Validation tools: Heteroscedasticity can often be detected visually by inspecting plots of the residuals vs. the predicted values or the residuals over time. Any pattern in the data would indicate that the residuals are a function of the predicted values or time and would suggest a violation of the homoscedasticity assumption. Figure 1 illustrates homoscedastic residuals while Figure 2 illustrates heteroscedastic residuals - the residuals become more dispersed as the fitted values increase.
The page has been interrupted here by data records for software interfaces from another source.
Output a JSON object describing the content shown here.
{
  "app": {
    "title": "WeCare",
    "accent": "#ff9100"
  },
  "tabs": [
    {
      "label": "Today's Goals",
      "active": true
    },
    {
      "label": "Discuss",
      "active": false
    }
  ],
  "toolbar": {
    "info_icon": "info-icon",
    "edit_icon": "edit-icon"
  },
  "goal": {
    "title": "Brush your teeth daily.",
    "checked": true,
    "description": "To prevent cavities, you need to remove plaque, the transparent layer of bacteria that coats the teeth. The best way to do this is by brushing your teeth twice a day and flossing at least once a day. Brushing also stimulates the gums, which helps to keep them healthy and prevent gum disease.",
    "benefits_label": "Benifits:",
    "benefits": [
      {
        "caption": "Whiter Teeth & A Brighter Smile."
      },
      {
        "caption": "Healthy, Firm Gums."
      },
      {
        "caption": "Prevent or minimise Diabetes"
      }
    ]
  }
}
Figure 1: Homoscedasticity

Figure 2: Heteroscedasticity

Beyond visual diagnostic tools, formal statistical tests for heteroscedasticity are available for different situations. If heterscedasticity is suspected but there appear to be no specific explanation for its presence, White’s test can be used. When the dependent variable shows substantial variation in magnitude, which may lead to differences in measurement error, the Goldfeld-Quant test is more appropriate. If the variations in the errors are associated with some variable(s) then the Breusch-Pagan test should be used.

What can be done if the assumption is violated? As in the case of serial correlation, the model can be estimated with robust standard. As an alternative to the OLS model, a more general model – appropriately named Generalized Least Squares (“GLS”) – can be estimated. In this model heteroscedasticty is explicitly accounted for resulting in more efficient (smaller variance) estimates than in the OLS model.

The errors are normally distributed

The calculation of standard errors, confidence intervals, and significance tests for the estimates are all based on the assumption of normally distributed errors. If the errors are not normally distributed, all these calculations are inaccurate. Normality is typically violated because either the distribution of the dependent variable or the independent variables is significantly non-normal. Normality can also be violated when the linearity assumption is violated.

Validation tools: Tests for normality are based on comparison of the distribution of the regression residuals to the normal distribution. Statistical tests such as Shapiro-Wilk or the Shapiro-Francia tests for normality are commonly used to test for normality. In addition, simple plotting techniques such a histogram of the residuals, or the more advanced q-q plot are commonly used. The following plots illustrate a situation where the residuals are normal (Figures 3a and 3b) and another when they are not (Figures 4a and 4b).

Figure 3a: Normal residuals (Histogram) Figure 3b: Normal residuals (q-q plot)

Figure 4a: Non-normal residuals (Histogram) Figure 4b: Non-normal residuals (q-q plot)

What can be done if the assumption is violated? Neither the dependent variable nor the independent variables have to be normally distributed – only the errors have to be normally distributed. However, if the distribution of any of these variables substantially deviates from normality (for example, when the empirical values are extremely asymmetric or when the dependent variable takes on only a few values) the distribution of the residuals is directly affected (because of the additive assumption). In the first case, transforming the skewed variable may be helpful. In the case of a limited dependent variable, the linear regression model is not appropriate and other approaches must be adopted.

Non-normality may also arise when the data comprise of two or more distinct subsets that have distinct statistical characteristics. In this case, the linear regression model may work for each subset or else a different modeling approach is needed.

Finally, non-normality of the residuals may be an artifact on a small number of disproportionally large errors. In this case, the data associated with these errors has to be investigated thoroughly. Such values can simply be a result of a data entry error, or they can represent an actual event. Investigating the nature of the event can lead to the introduction of additional variables that directly account for that event. This is particularly important when the underlying cause may occur again.

Even when all the Normal Assumptions hold, estimating the Linear Regression Model can involve dealing with other problems, such as outliers or multicollinearity, rendering its results inaccurate. More about such problems in future posts.